Le juge apparaît plus comme un obstacle au règlement consensuel du divorce que comme le garant de l’ordre public. Les professeurs Cornu et Foyer considèrent également que la matière gracieuse est « une restriction au consensualisme, une règle d’incapacité, une limite à un pouvoir », d’autres auteurs parlent « d’impuissance de la volonté ».362 La volonté unilatérale ou conventionnelle a donc « été rendue impuissante à produire, par ses propres vertus, l’effet juridique que son auteur en attendait. »363 Les époux ont la jouissance et l’exercice de leurs droits mais la loi a rendu inefficace leur volonté, pourtant théoriquement porteuse d’effets juridiques. On assiste en quelque sorte à une violation de l’autonomie de la volonté. Permettre un divorce consenti fondé sur une convention déterminée par les époux et la priver d’effet ne va pas longtemps résister aux volontés de plus en plus participatives.
L’acte de volonté privée prend alors la forme d’une convention consacrant une modification d’un contrat préalable, le mariage, et s’analysant en un mutuus dissenssus.
Le divorce par consentement mutuel procède de la volonté des deux époux exprimant une conciliation d’intérêts contradictoires. L’accord des époux pour divorcer constituant une convention parfaite quant aux conditions générales de validité des actes juridiques susceptibles de produire des effets de droit voulus par les parties.

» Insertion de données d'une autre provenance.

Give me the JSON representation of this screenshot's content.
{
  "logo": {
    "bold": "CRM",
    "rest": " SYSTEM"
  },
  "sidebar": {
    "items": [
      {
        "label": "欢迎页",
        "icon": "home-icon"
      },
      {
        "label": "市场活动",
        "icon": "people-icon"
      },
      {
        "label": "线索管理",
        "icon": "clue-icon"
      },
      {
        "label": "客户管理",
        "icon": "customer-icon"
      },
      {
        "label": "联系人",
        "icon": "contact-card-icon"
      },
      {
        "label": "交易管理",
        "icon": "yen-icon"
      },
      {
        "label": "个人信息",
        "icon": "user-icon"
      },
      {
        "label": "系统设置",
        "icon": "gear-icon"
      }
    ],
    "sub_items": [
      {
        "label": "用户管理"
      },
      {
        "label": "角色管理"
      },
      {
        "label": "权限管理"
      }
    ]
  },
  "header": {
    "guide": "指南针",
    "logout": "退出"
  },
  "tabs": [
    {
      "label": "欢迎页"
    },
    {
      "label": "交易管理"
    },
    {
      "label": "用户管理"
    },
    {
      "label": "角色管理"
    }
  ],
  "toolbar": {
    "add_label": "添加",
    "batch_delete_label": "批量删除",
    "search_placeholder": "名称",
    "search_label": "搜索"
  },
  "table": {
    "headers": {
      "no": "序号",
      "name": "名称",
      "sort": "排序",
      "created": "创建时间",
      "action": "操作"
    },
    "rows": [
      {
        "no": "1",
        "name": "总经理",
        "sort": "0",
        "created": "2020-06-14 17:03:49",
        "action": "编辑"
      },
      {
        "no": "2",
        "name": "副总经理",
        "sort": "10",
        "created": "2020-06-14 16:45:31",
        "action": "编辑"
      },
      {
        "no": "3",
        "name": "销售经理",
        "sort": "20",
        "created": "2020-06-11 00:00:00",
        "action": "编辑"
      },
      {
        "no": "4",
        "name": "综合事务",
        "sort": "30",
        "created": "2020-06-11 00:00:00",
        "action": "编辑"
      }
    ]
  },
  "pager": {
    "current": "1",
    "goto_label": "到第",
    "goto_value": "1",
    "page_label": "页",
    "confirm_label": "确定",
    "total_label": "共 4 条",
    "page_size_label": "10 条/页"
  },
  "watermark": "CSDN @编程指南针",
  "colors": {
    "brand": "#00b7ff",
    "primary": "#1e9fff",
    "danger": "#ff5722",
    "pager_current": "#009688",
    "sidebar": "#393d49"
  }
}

L’intervention du juge n’est pas dès lors techniquement indispensable. On peut légitimement se demander l’ « utilité »364 du juge et l’utilité de la consécration judiciaire de l’acte. Qui plus est, dans le cadre du divorce par consentement mutuel, l’intervention du juge touche la sphère la plus intime des individus. On peut donc trouver inopportun de devoir recourir au juge en l’absence de litige, alors même que toutes les parties sont d’accord.

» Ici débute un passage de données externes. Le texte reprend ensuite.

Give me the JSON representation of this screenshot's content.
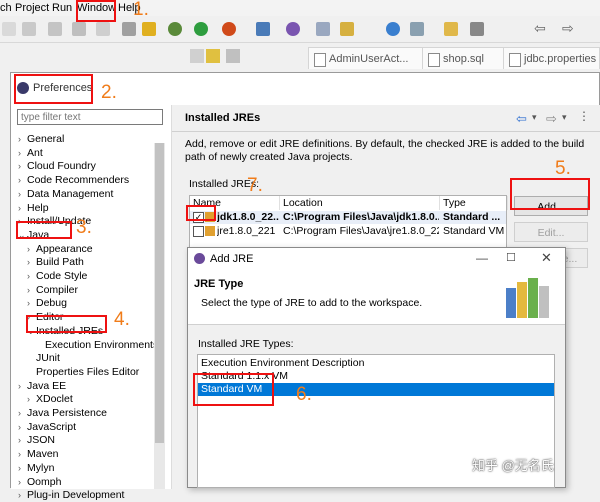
{
  "ide": {
    "menu": [
      "ch",
      "Project",
      "Run",
      "Window",
      "Help"
    ],
    "editor_tabs": [
      "AdminUserAct...",
      "shop.sql",
      "jdbc.properties"
    ]
  },
  "preferences": {
    "title": "Preferences",
    "filter_placeholder": "type filter text",
    "tree": [
      {
        "label": "General",
        "arrow": "›"
      },
      {
        "label": "Ant",
        "arrow": "›"
      },
      {
        "label": "Cloud Foundry",
        "arrow": "›"
      },
      {
        "label": "Code Recommenders",
        "arrow": "›"
      },
      {
        "label": "Data Management",
        "arrow": "›"
      },
      {
        "label": "Help",
        "arrow": "›"
      },
      {
        "label": "Install/Update",
        "arrow": "›"
      },
      {
        "label": "Java",
        "arrow": "⌄"
      },
      {
        "label": "Appearance",
        "arrow": "›"
      },
      {
        "label": "Build Path",
        "arrow": "›"
      },
      {
        "label": "Code Style",
        "arrow": "›"
      },
      {
        "label": "Compiler",
        "arrow": "›"
      },
      {
        "label": "Debug",
        "arrow": "›"
      },
      {
        "label": "Editor",
        "arrow": "›"
      },
      {
        "label": "Installed JREs",
        "arrow": "⌄"
      },
      {
        "label": "Execution Environments",
        "arrow": ""
      },
      {
        "label": "JUnit",
        "arrow": ""
      },
      {
        "label": "Properties Files Editor",
        "arrow": ""
      },
      {
        "label": "Java EE",
        "arrow": "›"
      },
      {
        "label": "XDoclet",
        "arrow": "›"
      },
      {
        "label": "Java Persistence",
        "arrow": "›"
      },
      {
        "label": "JavaScript",
        "arrow": "›"
      },
      {
        "label": "JSON",
        "arrow": "›"
      },
      {
        "label": "Maven",
        "arrow": "›"
      },
      {
        "label": "Mylyn",
        "arrow": "›"
      },
      {
        "label": "Oomph",
        "arrow": "›"
      },
      {
        "label": "Plug-in Development",
        "arrow": "›"
      }
    ],
    "page_title": "Installed JREs",
    "description": "Add, remove or edit JRE definitions. By default, the checked JRE is added to the build path of newly created Java projects.",
    "table_label": "Installed JREs:",
    "columns": [
      "Name",
      "Location",
      "Type"
    ],
    "rows": [
      {
        "name": "jdk1.8.0_22...",
        "location": "C:\\Program Files\\Java\\jdk1.8.0...",
        "type": "Standard ...",
        "checked": true
      },
      {
        "name": "jre1.8.0_221",
        "location": "C:\\Program Files\\Java\\jre1.8.0_221",
        "type": "Standard VM",
        "checked": false
      }
    ],
    "buttons": {
      "add": "Add...",
      "edit": "Edit...",
      "duplicate": "Duplicate..."
    }
  },
  "add_jre": {
    "title": "Add JRE",
    "header": "JRE Type",
    "subheader": "Select the type of JRE to add to the workspace.",
    "list_label": "Installed JRE Types:",
    "types": [
      "Execution Environment Description",
      "Standard 1.1.x VM",
      "Standard VM"
    ],
    "selected": "Standard VM"
  },
  "annotations": [
    "1.",
    "2.",
    "3.",
    "4.",
    "5.",
    "6.",
    "7."
  ],
  "watermark": "知乎 @无名氏",
  "colors": {
    "accent": "#0078d7",
    "annotation_box": "#ee1111",
    "annotation_text": "#f07c1a"
  }
}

L’ordre public conjugal qui est le rempart absolu à la libéralisation entière du divorce, est représenté dans le divorce par consentement mutuel par l’homologation du juge. Or, l’argument de l’ordre public va finir par céder sous le poids des barrières de plus en plus auto- imposées. Ce sont les parties qui créent leurs propres contraintes et non plus la loi en matière de divorce. En effet, selon Monsieur le professeur De Béchillon le contrat ou la convention devient « un acte juridique comme les autres, une technique d’élaboration du droit. De la sorte, il édicte une proposition normative : telle chose doit ou ne doit pas être, tel évènement ne doit pas survenir. Ainsi le contrat engendre une règle juridique intimement comparable à celle qui résulte directement de la loi… »365. Indiscutablement les candidats au divorce créent leurs propres obligations, leurs propres règles impératives, leurs propres normes à travers les conventions366, même si celles-ci doivent être soumises au contrôle du juge. Ce droit conventionnel au divorce aurait pu produire pleinement ses effets si le juge n’intervenait pas durant la procédure. L’hypothèse d’un divorce sans juge a été soulevée à plusieurs reprises.

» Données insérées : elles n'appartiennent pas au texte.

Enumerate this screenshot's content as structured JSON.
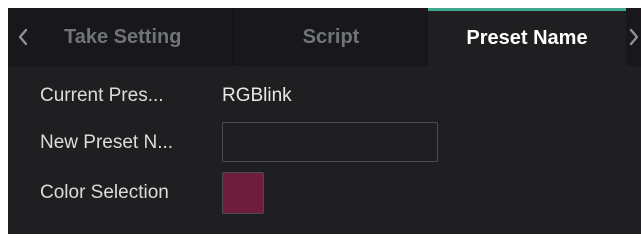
{
  "tabs": {
    "items": [
      {
        "label": "Take Setting"
      },
      {
        "label": "Script"
      },
      {
        "label": "Preset Name"
      }
    ],
    "active_index": 2,
    "prev_icon": "chevron-left-icon",
    "next_icon": "chevron-right-icon"
  },
  "form": {
    "current_preset": {
      "label": "Current Pres...",
      "value": "RGBlink"
    },
    "new_preset_name": {
      "label": "New Preset N...",
      "value": "",
      "placeholder": ""
    },
    "color_selection": {
      "label": "Color Selection",
      "color": "#6e1d3a"
    }
  },
  "colors": {
    "background": "#1f1f21",
    "tab_bar": "#18181a",
    "active_tab_accent": "#3fa78c"
  }
}
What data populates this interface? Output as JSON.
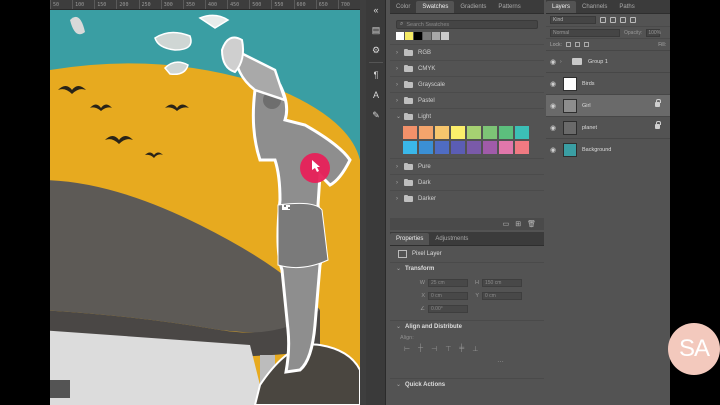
{
  "ruler_ticks": [
    "50",
    "100",
    "150",
    "200",
    "250",
    "300",
    "350",
    "400",
    "450",
    "500",
    "550",
    "600",
    "650",
    "700"
  ],
  "tools": [
    "double-arrow-icon",
    "comment-icon",
    "settings-icon",
    "paragraph-icon",
    "type-icon",
    "brush-icon"
  ],
  "swatches": {
    "tabs": [
      "Color",
      "Swatches",
      "Gradients",
      "Patterns"
    ],
    "active_tab": "Swatches",
    "search_placeholder": "Search Swatches",
    "recent_colors": [
      "#ffffff",
      "#f5ea64",
      "#000000",
      "#7a7a7a",
      "#a8a8a8",
      "#cccccc"
    ],
    "groups": [
      "RGB",
      "CMYK",
      "Grayscale",
      "Pastel",
      "Light",
      "Pure",
      "Dark",
      "Darker"
    ],
    "expanded_group": "Light",
    "light_colors": [
      "#f2916a",
      "#f3a46c",
      "#f7c66d",
      "#fcee6b",
      "#a6d172",
      "#7dc476",
      "#5cbf7d",
      "#3cbfb6",
      "#3ab7e9",
      "#3b8fd4",
      "#4f6cc3",
      "#5b5db4",
      "#7a5aa9",
      "#a05ba9",
      "#e177ab",
      "#f07a82"
    ]
  },
  "properties": {
    "tabs": [
      "Properties",
      "Adjustments"
    ],
    "active_tab": "Properties",
    "layer_kind": "Pixel Layer",
    "transform_title": "Transform",
    "w_label": "W",
    "h_label": "H",
    "x_label": "X",
    "y_label": "Y",
    "w_value": "25 cm",
    "h_value": "150 cm",
    "x_value": "0 cm",
    "y_value": "0 cm",
    "angle_value": "0.00°",
    "align_title": "Align and Distribute",
    "align_sub": "Align:",
    "quick_actions": "Quick Actions"
  },
  "layers": {
    "tabs": [
      "Layers",
      "Channels",
      "Paths"
    ],
    "active_tab": "Layers",
    "kind_filter": "Kind",
    "blend_mode": "Normal",
    "opacity_label": "Opacity:",
    "opacity_value": "100%",
    "lock_label": "Lock:",
    "fill_label": "Fill:",
    "items": [
      {
        "name": "Group 1",
        "type": "group",
        "selected": false,
        "locked": false
      },
      {
        "name": "Birds",
        "type": "layer",
        "selected": false,
        "locked": false
      },
      {
        "name": "Girl",
        "type": "layer",
        "selected": true,
        "locked": true
      },
      {
        "name": "planet",
        "type": "layer",
        "selected": false,
        "locked": true
      },
      {
        "name": "Background",
        "type": "layer",
        "selected": false,
        "locked": false
      }
    ]
  },
  "watermark": "SA"
}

L’aperçu des exemples européens de déjudiciarisation
La déjudiciarisation386 du divorce existe déjà dans les pays voisins. L’accord des époux permet l’accès à des procédures allégées avec un contrôle plus ou moins formel. C’est dans les pays scandinaves, que la déjudiciarisation est la plus poussée. En Norvège, les divorces non contentieux sont traités par une autorité administrative. Si les époux ne contestent pas les motifs du divorce, le gouverneur du comté prononce le divorce. L’affaire n’est examinée par un tribunal que dans les cas où l’un des époux émet une contestation durant le délai imposé. Au Danemark, le divorce est du ressort de l’administration lorsque les conditions sont réunies c’est-à-dire : les parties doivent accepter le principe d’une procédure administrative de divorce et elles doivent être d’accord sur les conséquences importantes du divorce. Le divorce sera obtenu par décret administratif. L’administration peut refuser de prononcer le divorce par décret si l’arrangement des époux est contraire à l’intérêt de l’enfant. Dans ce cas, le divorce se fait devant le juge.
En Belgique ou en Angleterre387, le contrôle devient de plus en plus formel. En effet, la procédure spéciale de 1973 prévue au Royaume-Uni permet de présenter une requête sous la forme d’une simple déclaration sous serment. Le contrôle du juge est pratiquement inexistant. La procédure est sommaire, il n’y a pas de comparution personnelle et d’examen de l’affaire au fond ni de délai de réflexion. L’examen des questions accessoires se fait après le prononcé du divorce. Pour la fixation de la pension alimentaire pour les enfants, depuis 1993, c’est une agence administrative spécialisée, la « child support agency » qui est chargée de la fixer. La procédure en Belgique est également formelle puisque le Procureur du Roi donne au juge un simple avis sur le respect des conditions légales de forme et d’admissibilité de la requête. Il exerce donc un simple contrôle de légalité lorsque les époux ont déposé une requête en divorce par consentement mutuel. Le contrôle judiciaire est réapparu depuis 1994 alors qu’il n’avait aucun droit de regard sur les arrangements des époux. En effet, le juge dispose d’un contrôle judiciaire d’opportunité lorsque les intérêts des enfants mineurs ne sont pas suffisamment protégés par les accords des époux.
Un contrôle plus ou moins important est toujours exercé que ce soit par une autorité administrative ou par une autorité judiciaire. En effet, parfois l’intervention du juge s’apparentera plus à un bureau d’enregistrement alors qu’une autorité administrative exercera un réel contrôle. Généralement ces procédures quasiment déjudiciarisées sont ponctuées par un retour du juge pour régler le sort des enfants.